My Dad has spent the last 18 months battling small cell lung cancer. He has an the fortitude of 40 men and 10 giants, battling these disease alone, living in the home by himself that he shared for over 50 years with Mom before she succumbed to cancer in 2011. He struggles to get out of the chair now and walk with his cane to the bathroom; dressing takes upwards of 30 minutes, shaving only attempted on the best of days. Yet through this all, he has been the Captain of his ship, setting the course and barking orders in 10 directions in 12 seconds before you can even grab a pen to write them all down.
Since May of 2013, he has battled a 3 month bout with pneumonia that was the prelude to the lung cancer, coughing wheezing, spiting up blood, 5 months of chemo, hallucinations from brain cancer that led to brain frying radiation, strength sucking body radiation blackening his back and most of his mind; projectile diarrhea, a constantly dripping nose and a 70 pound weight loss, and came back up each time, ready to swing for more. Until recently.
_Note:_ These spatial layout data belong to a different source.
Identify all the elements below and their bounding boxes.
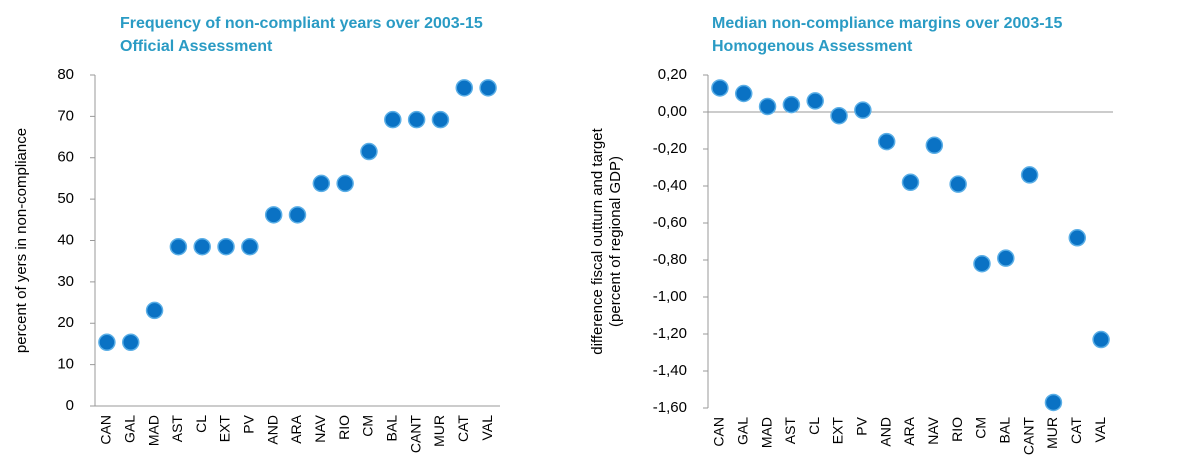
y-tick-label: -1,00 (653, 288, 687, 305)
x-tick-label: CAT (1068, 417, 1084, 444)
y-axis-label: percent of yers in non-compliance (13, 128, 30, 353)
dot (1044, 393, 1063, 412)
dot (145, 301, 164, 320)
y-tick-label: -1,40 (653, 362, 687, 379)
x-tick-label: GAL (121, 415, 137, 443)
y-tick-label: 0,20 (658, 66, 687, 83)
y-tick-label: -1,60 (653, 399, 687, 416)
x-tick-label: CANT (407, 415, 423, 454)
x-tick-label: MAD (758, 417, 774, 448)
dot (336, 174, 354, 193)
x-tick-label: NAV (925, 416, 941, 444)
dot (711, 79, 729, 97)
x-tick-label: BAL (996, 417, 1012, 444)
y-tick-label: 0,00 (658, 103, 687, 120)
dot (734, 84, 753, 103)
dot (973, 254, 991, 273)
dot (854, 101, 872, 119)
dot (1092, 330, 1110, 349)
y-axis-label: (percent of regional GDP) (607, 156, 624, 327)
y-tick-label: 70 (57, 107, 74, 124)
x-tick-label: VAL (1092, 417, 1108, 443)
dot (1020, 166, 1039, 184)
y-axis-label: difference fiscal outturn and target (589, 127, 606, 354)
x-tick-label: CM (973, 417, 989, 439)
x-tick-label: ARA (901, 416, 917, 445)
x-tick-label: EXT (217, 415, 233, 443)
y-tick-label: 50 (57, 190, 74, 207)
x-tick-label: AND (877, 417, 893, 447)
chart-subtitle: Official Assessment (120, 38, 273, 55)
dot (925, 136, 944, 155)
x-tick-label: MUR (1044, 417, 1060, 449)
dot (121, 333, 140, 352)
dot (169, 237, 188, 256)
x-tick-label: CAN (98, 415, 114, 445)
dot (384, 110, 402, 129)
y-tick-label: -0,80 (653, 251, 687, 268)
x-tick-label: CAN (711, 417, 727, 447)
x-tick-label: EXT (830, 417, 846, 445)
dot (288, 206, 307, 224)
dot (217, 237, 235, 256)
dot (264, 206, 283, 224)
x-tick-label: ARA (288, 414, 304, 443)
chart-subtitle: Homogenous Assessment (712, 38, 913, 55)
x-tick-label: AST (169, 415, 185, 443)
y-tick-label: 30 (57, 273, 74, 290)
dot (312, 174, 331, 193)
dot (479, 79, 497, 97)
x-tick-label: AND (264, 415, 280, 445)
x-tick-label: CL (193, 415, 209, 433)
dot (360, 142, 378, 161)
chart-title: Frequency of non-compliant years over 20… (120, 15, 483, 32)
chart-title: Median non-compliance margins over 2003-… (712, 15, 1062, 32)
dot (241, 237, 259, 256)
x-tick-label: AST (782, 417, 798, 445)
dot (997, 249, 1015, 267)
y-tick-label: -0,20 (653, 140, 687, 157)
x-tick-label: BAL (383, 415, 399, 442)
dot (1068, 229, 1087, 247)
x-tick-label: PV (241, 414, 257, 433)
dot (455, 79, 474, 97)
x-tick-label: RIO (949, 417, 965, 442)
dot (98, 333, 116, 352)
x-tick-label: CL (806, 417, 822, 435)
dot (877, 132, 896, 151)
x-tick-label: CANT (1020, 417, 1036, 456)
dot (901, 173, 920, 192)
y-tick-label: -1,20 (653, 325, 687, 342)
dot (830, 106, 848, 125)
x-tick-label: MAD (145, 415, 161, 446)
dot (949, 175, 967, 193)
x-tick-label: RIO (336, 415, 352, 440)
x-tick-label: PV (854, 416, 870, 435)
dot (758, 97, 777, 116)
y-tick-label: 60 (57, 149, 74, 166)
dot (193, 237, 211, 256)
x-tick-label: GAL (734, 417, 750, 445)
dot (782, 95, 801, 114)
x-tick-label: VAL (479, 415, 495, 441)
x-tick-label: CAT (455, 415, 471, 442)
y-tick-label: 40 (57, 231, 74, 248)
y-tick-label: 0 (66, 397, 74, 414)
dot (806, 92, 824, 110)
y-tick-label: 10 (57, 356, 74, 373)
x-tick-label: CM (360, 415, 376, 437)
y-tick-label: 20 (57, 314, 74, 331)
y-tick-label: -0,40 (653, 177, 687, 194)
y-tick-label: -0,60 (653, 214, 687, 231)
dot (431, 110, 450, 129)
y-tick-label: 80 (57, 66, 74, 83)
x-tick-label: NAV (312, 414, 328, 442)
x-tick-label: MUR (431, 415, 447, 447)
dot (407, 110, 426, 129)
The text came late Tuesday from Dad's neighbor, helper and trusted companion, Alex that Dad was just not right, his speech is garbled. On my way, packing the bag, tripping, turning round and round in circles trying desperately to hurry, holding back the tears, trying to think logically where there is no logic, what to pack, work clothes, no work clothes? PJs? how long do I plan for? denial, rage, fear hitting me like a bunch to the gut from which I may never recover. It's back.
So my brother Ron and I begin to chart the course for the end, or is it really the beginning? I am back sleeping in my childhood bed, trying to provide what comfort I can at night, and somehow fit the new job in during the day. Thank God for great neighbors, my husband and my kids, now grown, coming to babysit the Grandpa who not that long along was babysitting them. Listening to him talk, in 2015 one minute, in 1958 the next and in the Dead Zone the one after that. Trying to comprehend hearing him say he's ready to die when they are just beginning to understand what it means to live.
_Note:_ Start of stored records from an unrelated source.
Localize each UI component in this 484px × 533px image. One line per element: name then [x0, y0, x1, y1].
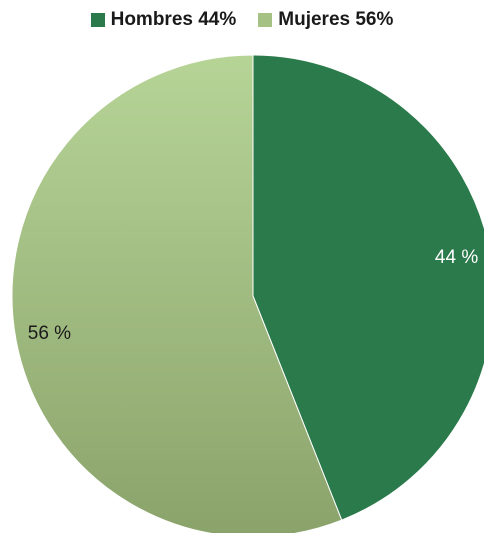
pie-data-labels: 44 % 56 %: [28, 247, 479, 344]
legend-item-mujeres: Mujeres 56%: [258, 9, 393, 31]
legend: Hombres 44% Mujeres 56%: [0, 7, 484, 33]
data-label-hombres: 44 %: [435, 247, 478, 268]
legend-item-hombres: Hombres 44%: [90, 9, 237, 31]
pie-slice-mujeres: [11, 54, 343, 533]
legend-swatch-hombres: [90, 13, 105, 27]
pie-slices: [11, 54, 484, 533]
data-label-mujeres: 56 %: [28, 323, 71, 344]
legend-swatch-mujeres: [258, 13, 273, 27]
legend-label-mujeres: Mujeres 56%: [278, 9, 394, 30]
pie-slice-hombres: [252, 54, 484, 521]
legend-label-hombres: Hombres 44%: [110, 9, 237, 30]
I admit not knowing how to do this. I am a mother, a planner, a scheduler, a list maker, who thinks from the end and multi-tasks backwards; start dinner, do laundry, wash dishes, collect the garbage and talk on the phone while hair dye sits on the head for 30 minutes. Give me a target date and I'm in, even when it's 3 phone calls to make a doctor appointment, 2 more to cancel your own meetings, 3 more to arrange rides, one email tell your boss you will leave early, one text to your kids, one call your husband at work; only to receive a call one hour later that the appointment was moved to the next day. Refresh, do over, fix it all again in a new day of schedules.
I tell my kids to look for the good in all things. See the good. Flip the problem to the end and find a blessing. Easy peasy in one-off events; longer struggles and you need to dig deeper for the treasure. I think it's just the simple moments of life, the laughter, the hot meal, the friend phone call. Think of the comedian making the joke of the old man walking with the cane and realize, that now your Dad has the George Burns walk down cold.
I came home from work to see Dad dressed in a strange combination of multiple shirts and sweaters, looking rather like the guys from Animal House in the supermarket scene, you know the one where they wear 4 shirts bunched up to hold the steaks and food they steal for the party? And as I look closer, I see my white work blouse, a scrunchy knit with puffy rows, sticky out from the layer of sweaters, and I burst out in laughter. My Dad the comedian. Maybe I should buy him a few more colors to go with his PJS.